Improved dark blood imaging of the heart using radial balanced steady-state free precession

Abstract

Background: Dark blood imaging of the heart is conventionally performed using a breath-hold, dual-inversion Cartesian fast spin-echo pulse sequence. Our aim was to develop a faster, more flexible approach that would be less motion-sensitive and provide better image quality. For this purpose, we implemented a prototype radial balanced steady-state free precession (bSSFP) pulse sequence. Methods: The study was approved by the institutional review board. Six healthy volunteers and 27 subjects undergoing clinically-indicated cardiovascular magnetic resonance (CMR) were imaged using dark blood Cartesian fast spin-echo and radial bSSFP. For patient studies, overall image quality, fat suppression and blood nulling were scored on a 5-point Likert scale.

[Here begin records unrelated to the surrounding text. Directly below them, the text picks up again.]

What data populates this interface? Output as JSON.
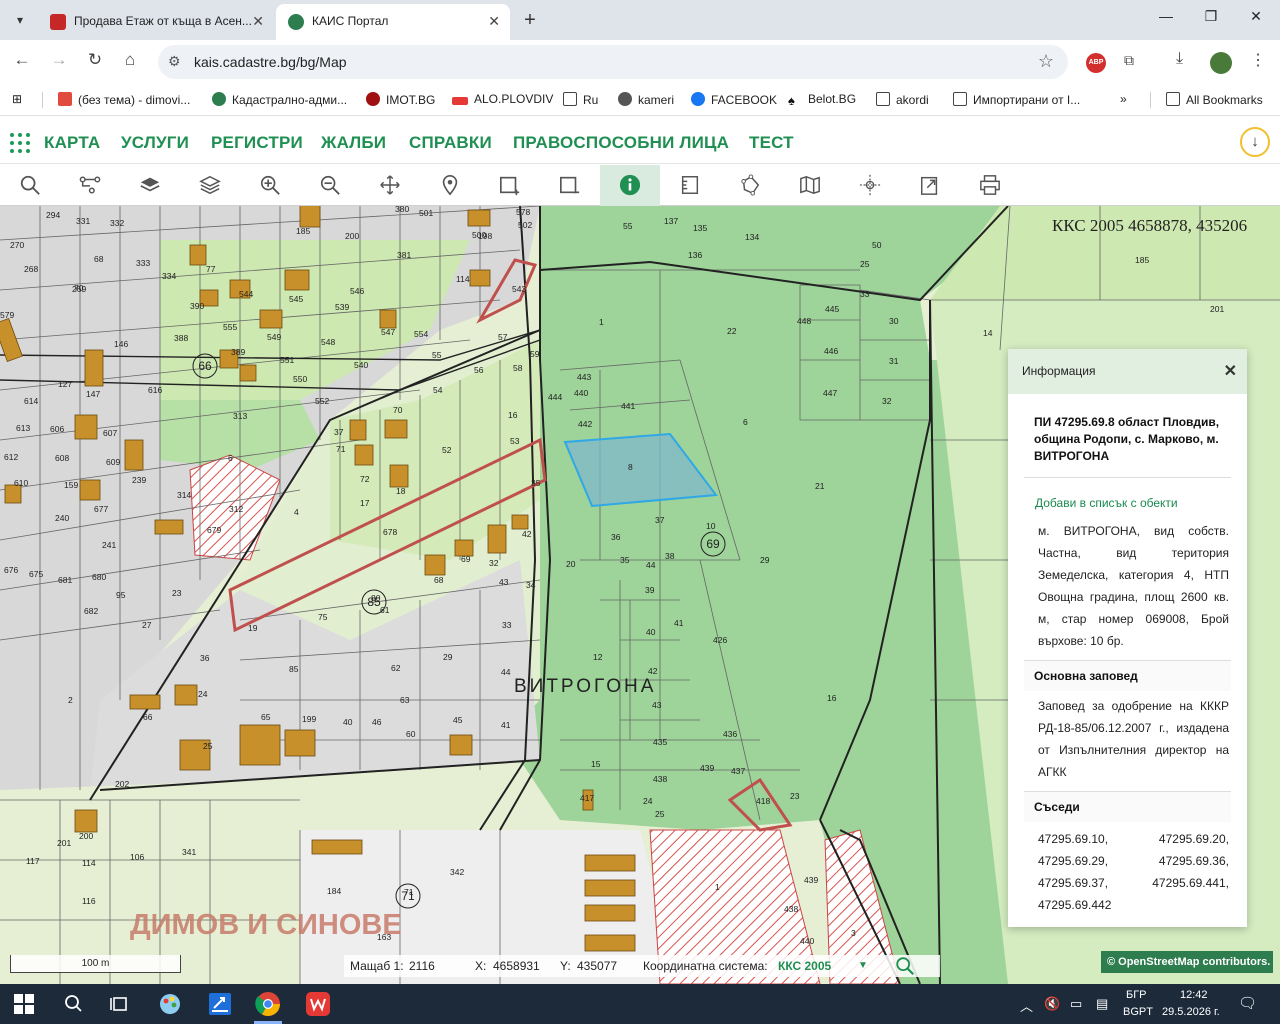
{
  "browser": {
    "tabs": [
      {
        "title": "Продава Етаж от къща в Асен...",
        "active": false
      },
      {
        "title": "КАИС Портал",
        "active": true
      }
    ],
    "url": "kais.cadastre.bg/bg/Map",
    "bookmarks": [
      "(без тема) - dimovi...",
      "Кадастрално-адми...",
      "IMOT.BG",
      "ALO.PLOVDIV",
      "Ru",
      "kameri",
      "FACEBOOK",
      "Belot.BG",
      "akordi",
      "Импортирани от I...",
      "All Bookmarks"
    ]
  },
  "site_nav": [
    "КАРТА",
    "УСЛУГИ",
    "РЕГИСТРИ",
    "ЖАЛБИ",
    "СПРАВКИ",
    "ПРАВОСПОСОБНИ ЛИЦА",
    "ТЕСТ"
  ],
  "map_tools": [
    "search",
    "layers-tree",
    "layers",
    "layers-stack",
    "zoom-in",
    "zoom-out",
    "pan",
    "location",
    "add-selection",
    "remove-selection",
    "info",
    "measure",
    "polygon",
    "map",
    "crosshair",
    "export",
    "print"
  ],
  "map": {
    "coord_readout": "ККС 2005 4658878, 435206",
    "locality_label": "ВИТРОГОНА",
    "company_label": "ДИМОВ И СИНОВЕ",
    "labels": [
      "294",
      "331",
      "332",
      "270",
      "68",
      "333",
      "268",
      "269",
      "334",
      "70",
      "146",
      "579",
      "127",
      "147",
      "616",
      "614",
      "613",
      "606",
      "607",
      "612",
      "608",
      "609",
      "610",
      "159",
      "677",
      "239",
      "240",
      "241",
      "676",
      "675",
      "681",
      "680",
      "682",
      "95",
      "27",
      "2",
      "36",
      "66",
      "24",
      "25",
      "65",
      "199",
      "202",
      "200",
      "201",
      "114",
      "116",
      "117",
      "106",
      "341",
      "342",
      "184",
      "163",
      "200",
      "185",
      "381",
      "380",
      "501",
      "500",
      "578",
      "502",
      "198",
      "114",
      "543",
      "544",
      "545",
      "539",
      "546",
      "547",
      "554",
      "555",
      "549",
      "548",
      "540",
      "551",
      "550",
      "552",
      "389",
      "390",
      "388",
      "77",
      "313",
      "314",
      "312",
      "6",
      "4",
      "678",
      "679",
      "23",
      "19",
      "75",
      "85",
      "80",
      "61",
      "62",
      "63",
      "60",
      "46",
      "40",
      "29",
      "68",
      "69",
      "32",
      "42",
      "43",
      "44",
      "41",
      "45",
      "33",
      "34",
      "35",
      "37",
      "70",
      "71",
      "72",
      "17",
      "18",
      "52",
      "53",
      "54",
      "55",
      "56",
      "57",
      "58",
      "59",
      "16",
      "1",
      "22",
      "443",
      "440",
      "442",
      "441",
      "444",
      "8",
      "6",
      "37",
      "36",
      "10",
      "35",
      "38",
      "44",
      "20",
      "21",
      "29",
      "39",
      "40",
      "41",
      "42",
      "43",
      "12",
      "15",
      "435",
      "438",
      "436",
      "437",
      "439",
      "417",
      "24",
      "25",
      "418",
      "23",
      "16",
      "426",
      "445",
      "446",
      "447",
      "448",
      "30",
      "31",
      "32",
      "33",
      "50",
      "25",
      "55",
      "137",
      "135",
      "134",
      "136",
      "185",
      "14",
      "201",
      "439",
      "438",
      "440",
      "1",
      "3",
      "71"
    ],
    "circled_labels": [
      "66",
      "85",
      "69",
      "71"
    ]
  },
  "info_panel": {
    "title": "Информация",
    "parcel_title": "ПИ 47295.69.8 област Пловдив, община Родопи, с. Марково, м. ВИТРОГОНА",
    "add_to_list": "Добави в списък с обекти",
    "description": "м. ВИТРОГОНА, вид собств. Частна, вид територия Земеделска, категория 4, НТП Овощна градина, площ 2600 кв. м, стар номер 069008, Брой върхове: 10 бр.",
    "order_heading": "Основна заповед",
    "order_text": "Заповед за одобрение на КККР РД-18-85/06.12.2007 г., издадена от Изпълнителния директор на АГКК",
    "neighbors_heading": "Съседи",
    "neighbors": [
      "47295.69.10,",
      "47295.69.20,",
      "47295.69.29,",
      "47295.69.36,",
      "47295.69.37,",
      "47295.69.441,",
      "47295.69.442"
    ]
  },
  "status": {
    "scale_bar_label": "100 m",
    "scale_label": "Мащаб 1:",
    "scale_value": "2116",
    "x_label": "X:",
    "x_value": "4658931",
    "y_label": "Y:",
    "y_value": "435077",
    "crs_label": "Координатна система:",
    "crs_value": "ККС 2005",
    "osm_credit": "© OpenStreetMap contributors."
  },
  "taskbar": {
    "lang_top": "БГР",
    "lang_bottom": "BGPT",
    "time": "12:42",
    "date": "29.5.2026 г."
  },
  "colors": {
    "brand_green": "#1f8f52",
    "parcel_highlight": "#2fa8e6",
    "forest": "#9ed39a",
    "agri": "#cde8b0",
    "urban": "#d8d8d8",
    "building": "#c8902a"
  }
}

The quality of visualization of the right and left ventricular free walls and septum were individually scored. Streaking and ghosting artifacts were noted, as well as signal dropout in the free wall of the left ventricle. Results: In volunteer studies, radial bSSFP showed less degradation by cardiac or respiratory motion than fast spin-echo as indicated by visual analysis and calculation of the temporal signal-to-noise ratio. The least motion sensitivity and maximal imaging efficiency were achieved with a single-shot radial bSSFP acquisition using only 35 views (temporal resolution = 95 ms). In patient studies, radial bSSFP images showed fewer motion artifacts and were judged to provide better myocardial visibility, including depiction of the right ventricular free wall, than fast spin-echo. Conclusions: Dual-inversion radial bSSFP provides the benefits of diminished sensitivity to image artifacts from respiratory or cardiac motion, better myocardial visibility, and improved imaging efficiency compared with standard-of-care Cartesian fast spin-echo for dark blood imaging of the heart.